PM sets out priorities for new ministers

Prime Minister Costas Karamanlis had the first opportunity yesterday to speak to his new Cabinet following a swearing-in ceremony, as he underlined that the economy and public order would top his government’s to-do list. In a public address after the first meeting of his Cabinet, designed to pull New Democracy out of its rut, Karamanlis told voters that tough times lie ahead for Greece. «There are no easy solutions,» he said. «We have an uphill struggle ahead of us as 2009 is going to be a difficult year. The global economic storm is unprecedented in postwar years.» The prime minister outlined five main areas on which his government must concentrate: boosting liquidity in the economy, protecting jobs, supporting the poor, continuing reforms that will help growth and ensuring that European Union funds are used to help employment and growth in rural areas. However, Karamanlis also made particular reference to December’s rioting and said that his government would not allow «catastrophic violence» again. The premier also hit out at parties and unionists that are guilty of pursuing «populist» tactics. «Our position is well known: We will not toy with the future of the country,» he said.
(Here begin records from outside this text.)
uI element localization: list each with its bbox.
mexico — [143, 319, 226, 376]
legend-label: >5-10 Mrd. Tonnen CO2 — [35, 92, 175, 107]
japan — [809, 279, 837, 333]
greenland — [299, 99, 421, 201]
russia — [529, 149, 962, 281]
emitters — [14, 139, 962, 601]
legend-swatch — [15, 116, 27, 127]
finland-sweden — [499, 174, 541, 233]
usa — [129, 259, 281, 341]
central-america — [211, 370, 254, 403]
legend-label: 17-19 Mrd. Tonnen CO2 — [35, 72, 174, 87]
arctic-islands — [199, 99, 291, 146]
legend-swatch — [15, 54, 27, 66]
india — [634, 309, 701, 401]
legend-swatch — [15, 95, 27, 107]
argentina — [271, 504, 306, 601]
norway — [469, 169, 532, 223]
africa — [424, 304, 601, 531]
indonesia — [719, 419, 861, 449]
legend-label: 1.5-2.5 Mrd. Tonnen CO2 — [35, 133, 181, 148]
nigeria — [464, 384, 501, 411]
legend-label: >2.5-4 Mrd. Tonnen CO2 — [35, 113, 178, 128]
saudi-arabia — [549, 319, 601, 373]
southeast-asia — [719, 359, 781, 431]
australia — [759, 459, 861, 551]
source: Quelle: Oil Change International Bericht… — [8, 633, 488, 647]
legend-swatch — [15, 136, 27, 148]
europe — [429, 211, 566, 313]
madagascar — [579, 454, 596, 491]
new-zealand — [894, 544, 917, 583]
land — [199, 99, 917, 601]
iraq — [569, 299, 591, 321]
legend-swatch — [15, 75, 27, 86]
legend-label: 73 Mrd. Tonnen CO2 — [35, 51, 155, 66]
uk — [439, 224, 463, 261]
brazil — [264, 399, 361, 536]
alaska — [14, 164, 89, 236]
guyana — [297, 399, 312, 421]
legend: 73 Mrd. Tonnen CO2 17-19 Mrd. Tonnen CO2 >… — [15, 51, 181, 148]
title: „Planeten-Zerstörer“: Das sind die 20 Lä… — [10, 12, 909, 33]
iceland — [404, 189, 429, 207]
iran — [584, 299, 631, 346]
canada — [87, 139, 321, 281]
Karamanlis also directed part of his speech to his Cabinet, telling his ministers that they should «work hard and not talk too much.» He made a point of instructing them to keep their ministry expenses to a bare minimum. Some outgoing ministers were not prepared to share in the positive spirit. Michalis Liapis intimated that Karamanlis, his cousin, had not treated the Culture Ministry seriously and had starved it of funding. Economy and Finance Minister Giorgos Alogoskoufis kept his speech to just a few minutes and warned that «in economic policy, those that spend are not the ones who pay the price.» Outgoing Agricultural Development Minister Alexandros Kontos thanked everybody at the ministry, including the guards and cleaning staff, but failed to say anything about his deputy, Costas Kiltidis, whose statements before a parliamentary committee were construed as implicating Kontos in the Vatopedi land scandal.